As mental health takes precedence on the public agenda, the leaders fronting these conversations will often place their mental health on the backburner as they support others.

Leadership is shifting to favour courage, kindness and vulnerability. There’s a focus on caring for our mental health. However, both these social shifts rarely intertwine, and will often leave leaders isolated and feeling as though they can’t talk about their own mental wellbeing.

In June 2019, The World Economic Forum published an article exploring why leaders should care about their mental health, suggesting that there remains a strong stigma around leadership and mental wellbeing to overcome. According to the article:

“This moment calls for a new type of leadership: one in which leaders show strength through embracing vulnerability, and exercise wisdom through creating spaces in which their teams can be psychologically safe, innovative and open about their mental health – if they so choose.”

Now we must ask our leaders and encourage them to ask themselves, are you okay?

Many leaders from all sectors have borne the brunt of the summer bushfire crisis, taking on communities’ hurt and feel as though responsibility lies on them to help heal.

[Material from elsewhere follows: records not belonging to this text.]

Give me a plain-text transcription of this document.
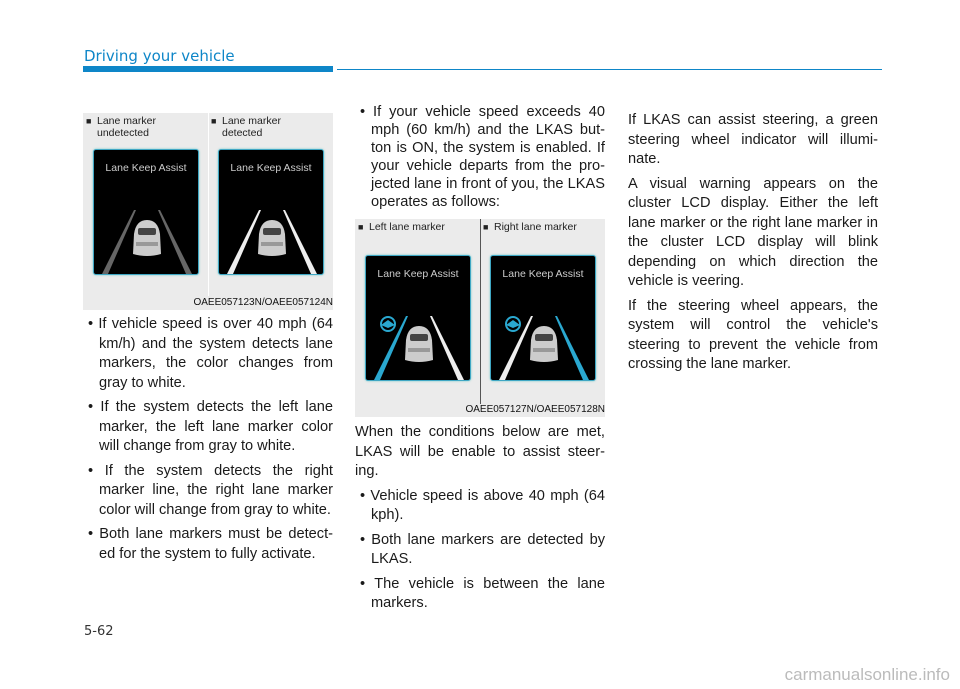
Driving your vehicle
■ Lane marker undetected
Lane Keep Assist
■ Lane marker detected
Lane Keep Assist
OAEE057123N/OAEE057124N
■ Left lane marker
Lane Keep Assist
■ Right lane marker
Lane Keep Assist
OAEE057127N/OAEE057128N
• If vehicle speed is over 40 mph (64 km/h) and the system detects lane markers, the color changes from gray to white.
• If the system detects the left lane marker, the left lane marker color will change from gray to white.
• If the system detects the right marker line, the right lane marker color will change from gray to white.
• Both lane markers must be detect-ed for the system to fully activate.
• If your vehicle speed exceeds 40 mph (60 km/h) and the LKAS but-ton is ON, the system is enabled. If your vehicle departs from the pro-jected lane in front of you, the LKAS operates as follows:

When the conditions below are met, LKAS will be enable to assist steer-ing.

• Vehicle speed is above 40 mph (64 kph).
• Both lane markers are detected by LKAS.
• The vehicle is between the lane markers.

If LKAS can assist steering, a green steering wheel indicator will illumi-nate.

A visual warning appears on the cluster LCD display. Either the left lane marker or the right lane marker in the cluster LCD display will blink depending on which direction the vehicle is veering.

If the steering wheel appears, the system will control the vehicle's steering to prevent the vehicle from crossing the lane marker.

5-62
carmanualsonline.info
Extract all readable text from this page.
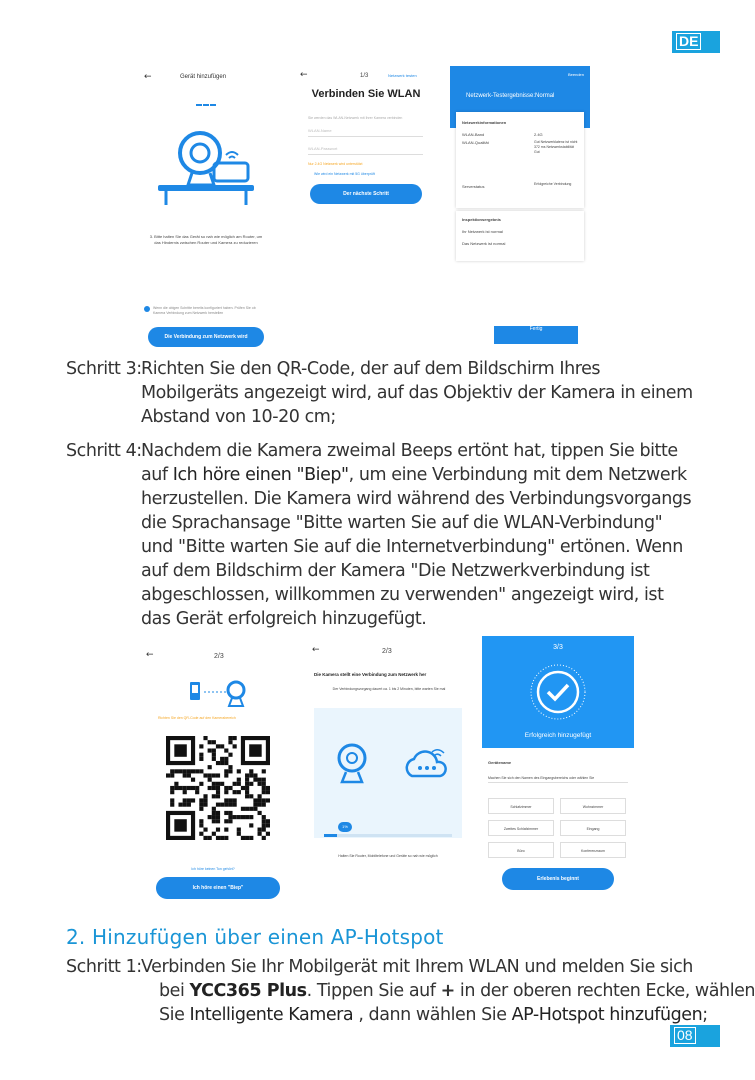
DE
08
←	Gerät hinzufügen
3. Bitte halten Sie das Gerät so nah wie möglich am Router, um das Hindernis zwischen Router und Kamera zu reduzieren
Wenn die obigen Schritte bereits konfiguriert haben. Prüfen Sie ob Kamera Verbindung zum Netzwerk herstellen
Die Verbindung zum Netzwerk wird
←	1/3	Netzwerk testen
Verbinden Sie WLAN
Sie werden das WLAN-Netzwerk mit Ihrer Kamera verbinden
WLAN-Name
WLAN-Passwort
Nur 2.4G Netzwerk wird unterstützt
Wie wird ein Netzwerk mit 5G überprüft
Der nächste Schritt
Beenden
Netzwerk-Testergebnisse:Normal
Netzwerkinformationen
WLAN-Band	2.4G
WLAN-Qualität	Gut Netzwerklatenz ist nicht 372 ms Netzwerkstabilität Gut
Serverstatus	Erfolgreiche Verbindung
Inspektionsergebnis
Ihr Netzwerk ist normal
Das Netzwerk ist normal
Fertig
Schritt 3: Richten Sie den QR-Code, der auf dem Bildschirm Ihres
Mobilgeräts angezeigt wird, auf das Objektiv der Kamera in einem
Abstand von 10-20 cm;
Schritt 4: Nachdem die Kamera zweimal Beeps ertönt hat, tippen Sie bitte
auf Ich höre einen "Biep", um eine Verbindung mit dem Netzwerk
herzustellen. Die Kamera wird während des Verbindungsvorgangs
die Sprachansage "Bitte warten Sie auf die WLAN-Verbindung"
und "Bitte warten Sie auf die Internetverbindung" ertönen. Wenn
auf dem Bildschirm der Kamera "Die Netzwerkverbindung ist
abgeschlossen, willkommen zu verwenden" angezeigt wird, ist
das Gerät erfolgreich hinzugefügt.
←	2/3
Richten Sie den QR-Code auf den Kamerabereich
Ich höre keinen Ton gehört?
Ich höre einen "Biep"
←	2/3
Die Kamera stellt eine Verbindung zum Netzwerk her
Der Verbindungsvorgang dauert ca. 1 bis 2 Minuten, bitte warten Sie mal
1%
Halten Sie Router, Mobiltelefone und Geräte so nah wie möglich
3/3
Erfolgreich hinzugefügt
Gerätename
Machen Sie sich den Namen des Eingangsbereichs oder wählen Sie
Schlafzimmer	Wohnzimmer
Zweites Schlafzimmer	Eingang
Büro	Konferenzraum
Erlebenis beginnt
2. Hinzufügen über einen AP-Hotspot
Schritt 1: Verbinden Sie Ihr Mobilgerät mit Ihrem WLAN und melden Sie sich
bei YCC365 Plus. Tippen Sie auf + in der oberen rechten Ecke, wählen
Sie Intelligente Kamera , dann wählen Sie AP-Hotspot hinzufügen;
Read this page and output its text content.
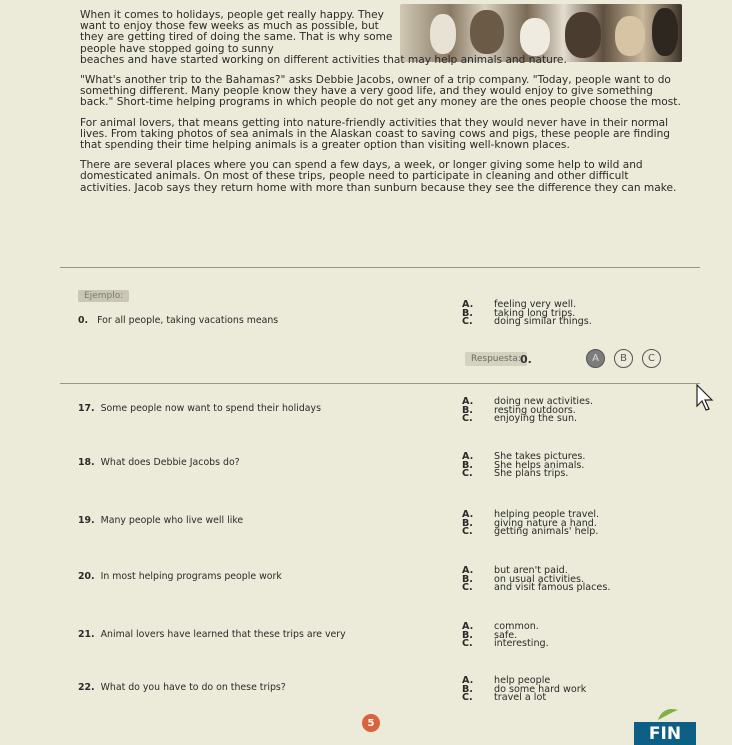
When it comes to holidays, people get really happy. They want to enjoy those few weeks as much as possible, but they are getting tired of doing the same. That is why some people have stopped going to sunny

beaches and have started working on different activities that may help animals and nature.

"What's another trip to the Bahamas?" asks Debbie Jacobs, owner of a trip company. "Today, people want to do something different. Many people know they have a very good life, and they would enjoy to give something back." Short-time helping programs in which people do not get any money are the ones people choose the most.

For animal lovers, that means getting into nature-friendly activities that they would never have in their normal lives. From taking photos of sea animals in the Alaskan coast to saving cows and pigs, these people are finding that spending their time helping animals is a greater option than visiting well-known places.

There are several places where you can spend a few days, a week, or longer giving some help to wild and domesticated animals. On most of these trips, people need to participate in cleaning and other difficult activities. Jacob says they return home with more than sunburn because they see the difference they can make.

Ejemplo:
0. For all people, taking vacations means
A.	feeling very well.
B.	taking long trips.
C.	doing similar things.
Respuesta: 0.	A	B	C
17. Some people now want to spend their holidays
A.	doing new activities.
B.	resting outdoors.
C.	enjoying the sun.
18. What does Debbie Jacobs do?
A.	She takes pictures.
B.	She helps animals.
C.	She plans trips.
19. Many people who live well like
A.	helping people travel.
B.	giving nature a hand.
C.	getting animals' help.
20. In most helping programs people work
A.	but aren't paid.
B.	on usual activities.
C.	and visit famous places.
21. Animal lovers have learned that these trips are very
A.	common.
B.	safe.
C.	interesting.
22. What do you have to do on these trips?
A.	help people
B.	do some hard work
C.	travel a lot
5
FIN
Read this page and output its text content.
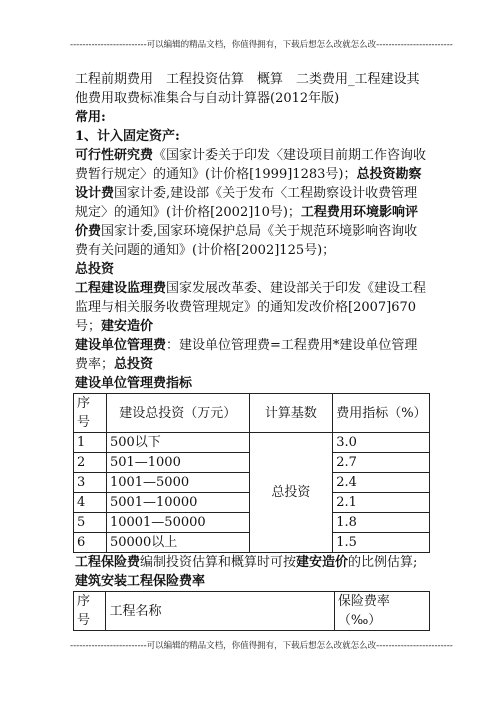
-------------------------可以编辑的精品文档，你值得拥有，下载后想怎么改就怎么改-------------------------

工程前期费用　工程投资估算　概算　二类费用_工程建设其他费用取费标准集合与自动计算器(2012年版)

常用:

1、计入固定资产:

可行性研究费《国家计委关于印发〈建设项目前期工作咨询收费暂行规定〉的通知》(计价格[1999]1283号)；总投资勘察设计费国家计委,建设部《关于发布〈工程勘察设计收费管理规定〉的通知》(计价格[2002]10号)；工程费用环境影响评价费国家计委,国家环境保护总局《关于规范环境影响咨询收费有关问题的通知》(计价格[2002]125号)；

总投资

工程建设监理费国家发展改革委、建设部关于印发《建设工程监理与相关服务收费管理规定》的通知发改价格[2007]670号；建安造价

建设单位管理费：建设单位管理费=工程费用*建设单位管理费率；总投资

建设单位管理费指标

序号	建设总投资（万元）	计算基数	费用指标（%）
1	500以下	总投资	3.0
2	501—1000		2.7
3	1001—5000		2.4
4	5001—10000		2.1
5	10001—50000		1.8
6	50000以上		1.5

工程保险费编制投资估算和概算时可按建安造价的比例估算;

建筑安装工程保险费率

序号	工程名称	保险费率（‰）
-------------------------可以编辑的精品文档，你值得拥有，下载后想怎么改就怎么改-------------------------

From Prime Minister Scott Morrison, emergency service personnel to the local leader or the person who unintentionally found themselves leading evacuations and supportive communities – leadership takes many forms as does caring for mental health.

Furthermore, the leaders of an official position face enormous public pressure and scrutiny. While such pressure may be part of the job description, it is critical that leaders feel as though they can talk about their mental health when facing a crisis of this magnitude.

Macquarie University Associate Professor and Psychology Lecturer Mel Taylor says the issue of a leader’s mental health is exacerbated by the prevalence of often harsh and critical social media commentary during times of crisis.

“Social media is a double-edged sword,” Dr Taylor says.

“Usually when things are unfolding, there is a lot of support for communities/fire agencies/leaders etc.

But there is also an undercurrent of criticism and judgement which can be quite destructive- especially when it focuses on individuals and/or upsets people who are already dealing with their emotional distress.”

The Australian Government has recently announced a mental health package to provide immediate, short and medium-term mental health support for individuals, families and communities impacted by the bushfire crisis.

Dr Taylor who is also a researcher at the Bushfire and Natural Hazards Cooperative Center, says awareness about your mental health is key. Leaders need to take the necessary steps to pause, evaluate and assess their mental state to be able to lead others effectively.

“I think it’s really important to remember that these people are also part of these communities- so they are hurting in the same ways.

“Dealing with their losses and emotions- guilt at surviving serious loss if that’s the case, seeing and feeling the communities’ reactions, possibly being blamed directly, or by association with more distant/less local leadership and their decisions,” she says.

Sydney Anxiety Clinic Founder and Principal Clinical Psychologist Jodie Lowinger says empathy and vulnerability play a crucial role in effective leadership.

“Leaders serve as role models for resilience and can help in leading by example through the strategies that they are engaging in for their mental health and wellbeing,” Dr Lowinger says.

“This is promoting and normalising the essential role of emotional recovery for the community.”